24 juin 2008
Dans la clinique brestoise où naquit Bernadette Nibéron en 1969, elle aurait été, sur un mois, le seul bébé épargné par une bactérie virulente. Percluse de maladies, la rescapée sort aujourd'hui du silence.Selon le dernier classement publié, en janvier dernier, par le ministère de la Santé, et réalisé sur la quasi-totalité des 2.800 établissements de soins français, 4,97 % de patients sont touchés par une infection nosocomiale. Ces résultats sont parmi les meilleurs en Europe. Le système de prévention et de contrôle mis en place à la fin des années 1980 commence à porter ses fruits.En 1969, la lutte contre les agents infectieux en milieu hospitalier en était encore à ses balbutiements. Le combat de Bernadette Nibéron, sortie de l'ombre hier, à la faveur d'une demande en référé de réparation devant le tribunal civil de Brest, en est l'illustration.

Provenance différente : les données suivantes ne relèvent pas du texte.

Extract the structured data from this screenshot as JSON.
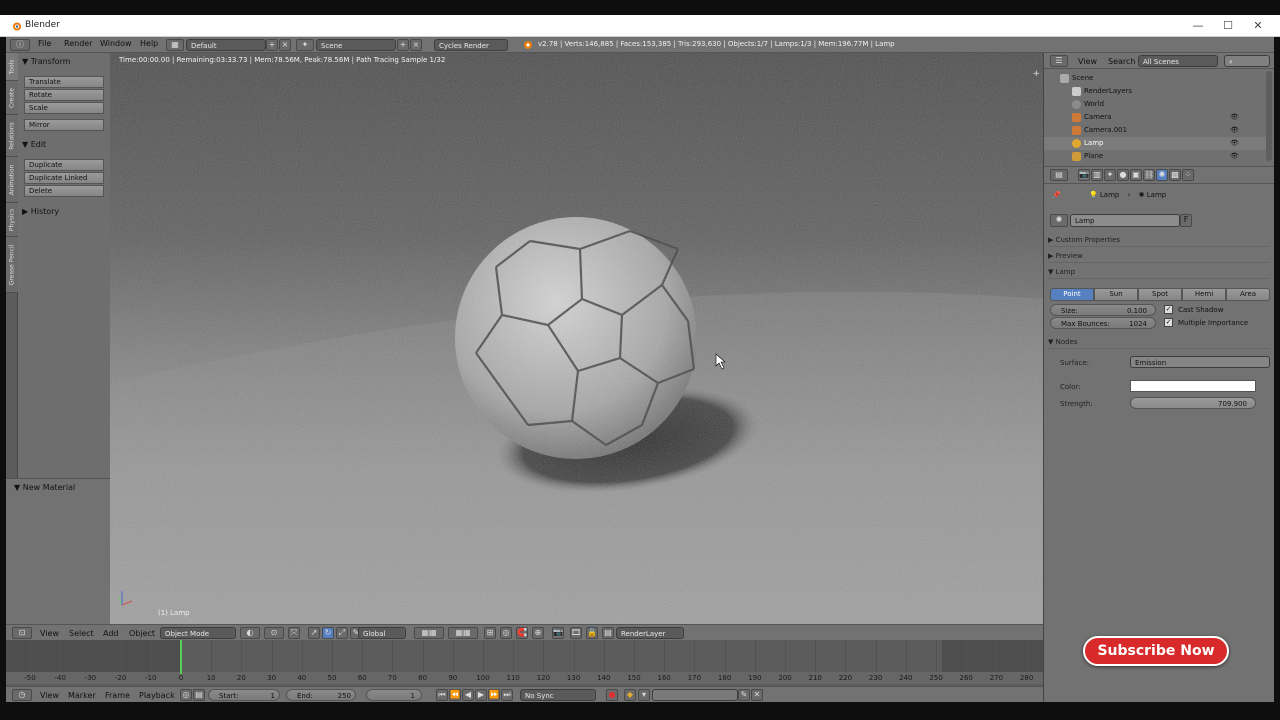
{
  "window": {
    "title": "Blender",
    "controls": [
      "—",
      "☐",
      "✕"
    ]
  },
  "topbar": {
    "menus": [
      "File",
      "Render",
      "Window",
      "Help"
    ],
    "layout": "Default",
    "scene": "Scene",
    "engine": "Cycles Render",
    "stats": "v2.78 | Verts:146,885 | Faces:153,385 | Tris:293,630 | Objects:1/7 | Lamps:1/3 | Mem:196.77M | Lamp"
  },
  "left_tabs": [
    "Tools",
    "Create",
    "Relations",
    "Animation",
    "Physics",
    "Grease Pencil"
  ],
  "tool_shelf": {
    "transform_header": "Transform",
    "transform_buttons": [
      "Translate",
      "Rotate",
      "Scale"
    ],
    "mirror": "Mirror",
    "edit_header": "Edit",
    "edit_buttons": [
      "Duplicate",
      "Duplicate Linked",
      "Delete"
    ],
    "history_header": "History",
    "new_material": "New Material"
  },
  "viewport": {
    "info": "Time:00:00.00 | Remaining:03:33.73 | Mem:78.56M, Peak:78.56M | Path Tracing Sample 1/32",
    "object_label": "(1) Lamp"
  },
  "outliner": {
    "menus": [
      "View",
      "Search"
    ],
    "filter": "All Scenes",
    "items": [
      "Scene",
      "RenderLayers",
      "World",
      "Camera",
      "Camera.001",
      "Lamp",
      "Plane"
    ]
  },
  "properties": {
    "breadcrumb": [
      "Lamp",
      "Lamp"
    ],
    "datablock": "Lamp",
    "datablock_flag": "F",
    "panels": {
      "custom": "Custom Properties",
      "preview": "Preview",
      "lamp": "Lamp",
      "nodes": "Nodes"
    },
    "lamp_types": [
      "Point",
      "Sun",
      "Spot",
      "Hemi",
      "Area"
    ],
    "active_type": "Point",
    "size_label": "Size:",
    "size_value": "0.100",
    "bounces_label": "Max Bounces:",
    "bounces_value": "1024",
    "cast_shadow": "Cast Shadow",
    "multiple_importance": "Multiple Importance",
    "surface_label": "Surface:",
    "surface_value": "Emission",
    "color_label": "Color:",
    "color_value": "#ffffff",
    "strength_label": "Strength:",
    "strength_value": "709.900"
  },
  "viewport_header": {
    "menus": [
      "View",
      "Select",
      "Add",
      "Object"
    ],
    "mode": "Object Mode",
    "orientation": "Global",
    "render_layer": "RenderLayer"
  },
  "timeline": {
    "ticks": [
      "-50",
      "-40",
      "-30",
      "-20",
      "-10",
      "0",
      "10",
      "20",
      "30",
      "40",
      "50",
      "60",
      "70",
      "80",
      "90",
      "100",
      "110",
      "120",
      "130",
      "140",
      "150",
      "160",
      "170",
      "180",
      "190",
      "200",
      "210",
      "220",
      "230",
      "240",
      "250",
      "260",
      "270",
      "280"
    ],
    "current_frame": 0,
    "menus": [
      "View",
      "Marker",
      "Frame",
      "Playback"
    ],
    "start_label": "Start:",
    "start_value": "1",
    "end_label": "End:",
    "end_value": "250",
    "frame_value": "1",
    "sync": "No Sync"
  },
  "overlay": {
    "subscribe": "Subscribe Now"
  }
}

Seize bébés seraient décédés
La mère de Bernadette avait, comme beaucoup de mamans à l'époque, choisi la clinique Saint-Louis, dans le centre-ville de Brest. Le gynécologue obstétricien Ronan-Louis Taburet l'aide à accoucher prématurément le 20 mars 1969. Bernadette naît à sept mois et demi. Entre mars et avril, elle et seize autres nourrissons de la maternité sont atteints de diarrhées. Une bactérie particulièrement virulente, la « Salmonella Panama », est décelée dans les selles. Le service est complètement désarmé. Seize bébés seraient décédés avant qu'il ne ferme pour être désinfecté. Rien ne transpire du drame. Bernadette, transférée à l'hôpital Morvan, passera trois semaines en soins intensifs et survivra aux fièvres, aux convulsions, aux ponctions lombaires à répétition. « À dix-sept mois, je me mettais à hurler dès que je voyais une blouse blanche. À l'époque, on disait aussi qu'un bébé ne souffrait pas », se remémore-t-elle.
« Obtenir une réhabilitation »
Elle a survécu, mais son système immunitaire est resté très affaibli. Bernadette Nibéron, aujourd'hui encore, souffre notamment de violentes céphalées, de problèmes oculaires, de baisses de tension, d'allergies. Pendant huit ans, elle a dû faire de la rééducation tous les jours pour parvenir à tenir la tête droite. Invalide à 80 %, elle n'a jamais pu vivre une vie normale, passer des examens... Elle a trouvé une échappatoire en se passionnant pour la photo et les animaux, « qui m'ont beaucoup aidée. Cette maladie ne se voit pas. On me reprochait d'affabuler. J'ai beaucoup souffert, ainsi que mes parents, du regard des autres. Je veux obtenir une réhabilitation sociale », relate-t-elle pour expliquer le sens de sa démarche, 39 ans après les faits.
Quid de la responsabilité ?
Son avocate, M e Catherine Soraye-Berriet, a sollicité hier la nomination d'un expert gynécologue obstétricien. Elle souhaite qu'il soit assisté d'un infectiologue. Elle a demandé une provision de 5.000 .Mais qui est responsable ? La clinique Saint-Louis a aujourd'hui disparu. De plus, jusqu'en 1979, elle n'a apparemment jamais existé en tant que personne morale, car chaque médecin était responsable des actes qu'il pratiquait. Placée en liquidation judiciaire en 1979-1980, son nom commercial fut repris par la Société Anonyme « Clinique Saint-Louis ». Elle disparut définitivement en 1994, absorbée par la polyclinique de Keraudren.M e Elisabeth Lavaud, représentant la polyclinique de Keraudren, a demandé que son client soit mis hors de cause, « aucun lien (juridique) ne pouvant la relier » à la clinique Saint-Louis première époque.M e Laëtitia Sibillotte, avocate du docteur Taburet, ne s'est pas opposée à la désignation d'un expert mais s'est dressée contre le déblocage d'une provision, « car la responsabilité de mon client n'est pas établie. Quant à la mise hors de cause de la polyclinique de Keraudren, je ne partage pas l'avis de ma consoeur. On n'a peut-être pas recueilli tous les éléments sur le mode de fonctionnement de l'établissement de soins ». Délibéré le 8 juillet.